In plan, the operations area is much simpler and more compact than the cantonment area. The two domed radar towers, and the operations building and its annex are all close together on the principal terrace of the operations area, enclosed by a chain link fence.

A pair of water tanks is located just below the principal terrace at its southwest comer within a second chain link fence; the radio building is located southwest of the tanks within a separately fenced and administered area; and the gatehouse is located on the road leading back to the cantonment. Except for the facilities on the principal terrace, each of these is sited according to topographical constraints. Most of the facilities on the principal terrace were originally built with a near north-south orientation, each oriented to the others along parallel axes or cross-axes. When the second domed tower was built, it was oriented diagonally to the original buildings.
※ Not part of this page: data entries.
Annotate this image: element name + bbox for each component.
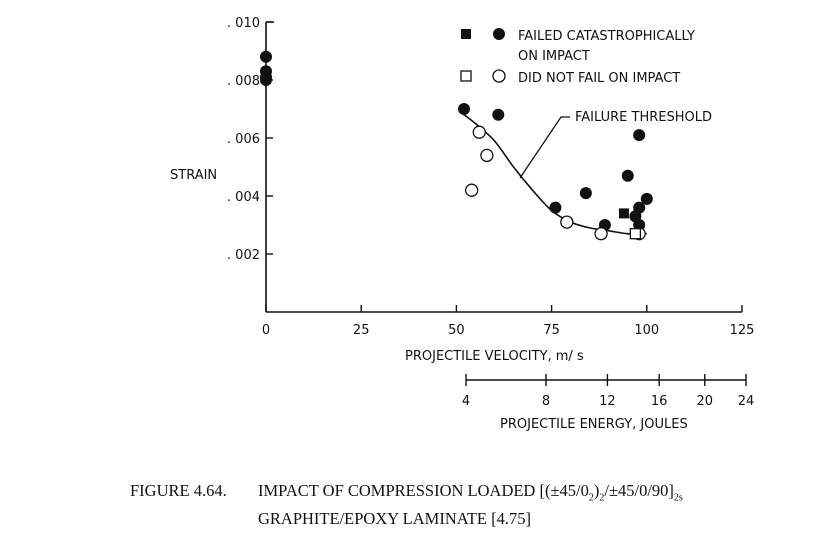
caption-line-1: IMPACT OF COMPRESSION LOADED [(±45/02)2/… — [258, 481, 683, 504]
x-ticks: 0 25 50 75 100 125 — [262, 305, 755, 338]
failed-circle-point — [633, 201, 646, 214]
caption-line-2: GRAPHITE/EPOXY LAMINATE [4.75] — [258, 509, 531, 529]
legend-filled-circle-marker — [493, 28, 505, 40]
x-tick-label: 0 — [262, 323, 270, 338]
not-failed-circle-point — [472, 125, 486, 139]
failed-circle-point — [640, 192, 653, 205]
data-points — [260, 50, 653, 241]
legend-failed-line2: ON IMPACT — [518, 49, 590, 64]
failed-circle-point — [549, 201, 562, 214]
figure-caption: FIGURE 4.64. IMPACT OF COMPRESSION LOADE… — [130, 480, 810, 529]
failed-circle-point — [579, 187, 592, 200]
not-failed-circle-point — [480, 148, 494, 163]
legend-open-square-marker — [460, 70, 472, 82]
failed-circle-point — [492, 108, 505, 121]
legend-failed-line1: FAILED CATASTROPHICALLY — [518, 29, 695, 44]
energy-tick-label: 20 — [696, 394, 713, 409]
failed-circle-point — [458, 103, 471, 115]
energy-tick-label: 4 — [462, 394, 470, 409]
failed-circle-point — [621, 169, 634, 182]
y-tick-label: . 008 — [227, 74, 260, 89]
x-axis-label: PROJECTILE VELOCITY, m/ s — [405, 349, 584, 364]
not-failed-square-point — [629, 228, 642, 240]
figure-number: FIGURE 4.64. — [130, 481, 227, 500]
legend-not-failed-label: DID NOT FAIL ON IMPACT — [518, 71, 680, 86]
failed-square-point — [618, 208, 629, 219]
failed-circle-point — [260, 50, 272, 63]
not-failed-circle-point — [464, 183, 479, 197]
y-tick-label: . 004 — [227, 190, 260, 205]
y-tick-label: . 002 — [227, 248, 260, 263]
energy-ticks: 4 8 12 16 20 24 — [462, 374, 754, 409]
failure-threshold-label: FAILURE THRESHOLD — [575, 110, 712, 125]
x-tick-label: 125 — [730, 323, 755, 338]
energy-tick-label: 8 — [542, 394, 550, 409]
legend: FAILED CATASTROPHICALLY ON IMPACT DID NO… — [460, 28, 695, 86]
x-tick-label: 100 — [634, 323, 659, 338]
x-tick-label: 25 — [353, 323, 370, 338]
y-axis-label: STRAIN — [170, 168, 217, 183]
failure-threshold-curve — [459, 111, 647, 235]
x-tick-label: 50 — [448, 323, 465, 338]
legend-open-circle-marker — [492, 69, 506, 83]
x-tick-label: 75 — [543, 323, 560, 338]
y-tick-label: . 006 — [227, 132, 260, 147]
energy-axis-label: PROJECTILE ENERGY, JOULES — [500, 417, 688, 432]
failed-circle-point — [633, 129, 646, 142]
not-failed-circle-point — [594, 227, 608, 241]
y-tick-label: . 010 — [227, 16, 260, 31]
impact-strain-chart: . 002. 004. 006. 008. 010 0 25 50 75 100 125 … — [170, 16, 755, 432]
legend-filled-square-marker — [461, 29, 471, 39]
not-failed-circle-point — [560, 215, 574, 229]
energy-tick-label: 16 — [651, 394, 668, 409]
failed-circle-point — [260, 74, 272, 86]
failure-threshold-leader — [519, 116, 570, 179]
energy-tick-label: 24 — [738, 394, 755, 409]
energy-tick-label: 12 — [599, 394, 616, 409]
y-ticks: . 002 . 004 . 006 . 008 . 010 — [227, 16, 273, 263]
The principal buildings of the operations area are of fire proof construction. The two radar towers are built with steel frames, the operations building, its annex, and the radio building are all reinforced concrete buildings. The electronic radar and radio equipment which these buildings housed has been almost completely replaced since the period of significance. Only one radar scope, from the original circa 1953 system, an AN GPA-127 Planned Position Indicator (PPI), built by the Bendix Corporation, remains (photos).
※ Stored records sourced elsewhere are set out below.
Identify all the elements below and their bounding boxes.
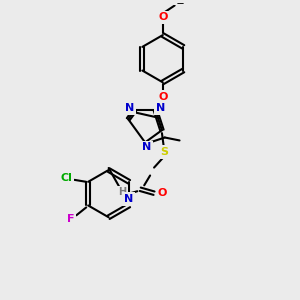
Text: O: O — [157, 188, 167, 198]
Text: S: S — [160, 147, 168, 157]
Text: N: N — [125, 103, 134, 113]
Text: H: H — [118, 187, 127, 197]
Text: N: N — [142, 142, 152, 152]
Text: Cl: Cl — [61, 173, 72, 183]
Text: N: N — [156, 103, 165, 113]
Text: O: O — [158, 92, 167, 102]
Text: —: — — [177, 0, 184, 6]
Text: F: F — [67, 214, 74, 224]
Text: O: O — [158, 12, 167, 22]
Text: N: N — [124, 194, 133, 204]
The principal alterations to the operations area are the demolition of several buildings and structures and the removal of nearly all significant electronic equipment used in the principal mission of the station. Most of the buildings and structures which have been demolished or removed had a supportive rather than primary relation to the mission of the station. The loss of fuel tanks, a pump house, a heating plant and overhead steam lines, a supply building, a laboratory, and a training building all diminish the integrity of design, materials, workmanship, and association in a minor way. More important was the removal of several 90-foot-high radio towers which had a direct relation to one aspect of the station's mission, radio communication with friendly aircraft sent to check on unidentified aircraft. This change has a more serious effect on integrity of design, materials, workmanship, feeling, and association. Most important of all is the removal of the principal electronic equipment from the radomes and operations buildings used in performance of the station's mission. Only the one radar scope mentioned above, currently broken, is left in the operations building from the period of significance. The radar scope is approximately two feet wide and three feet tall.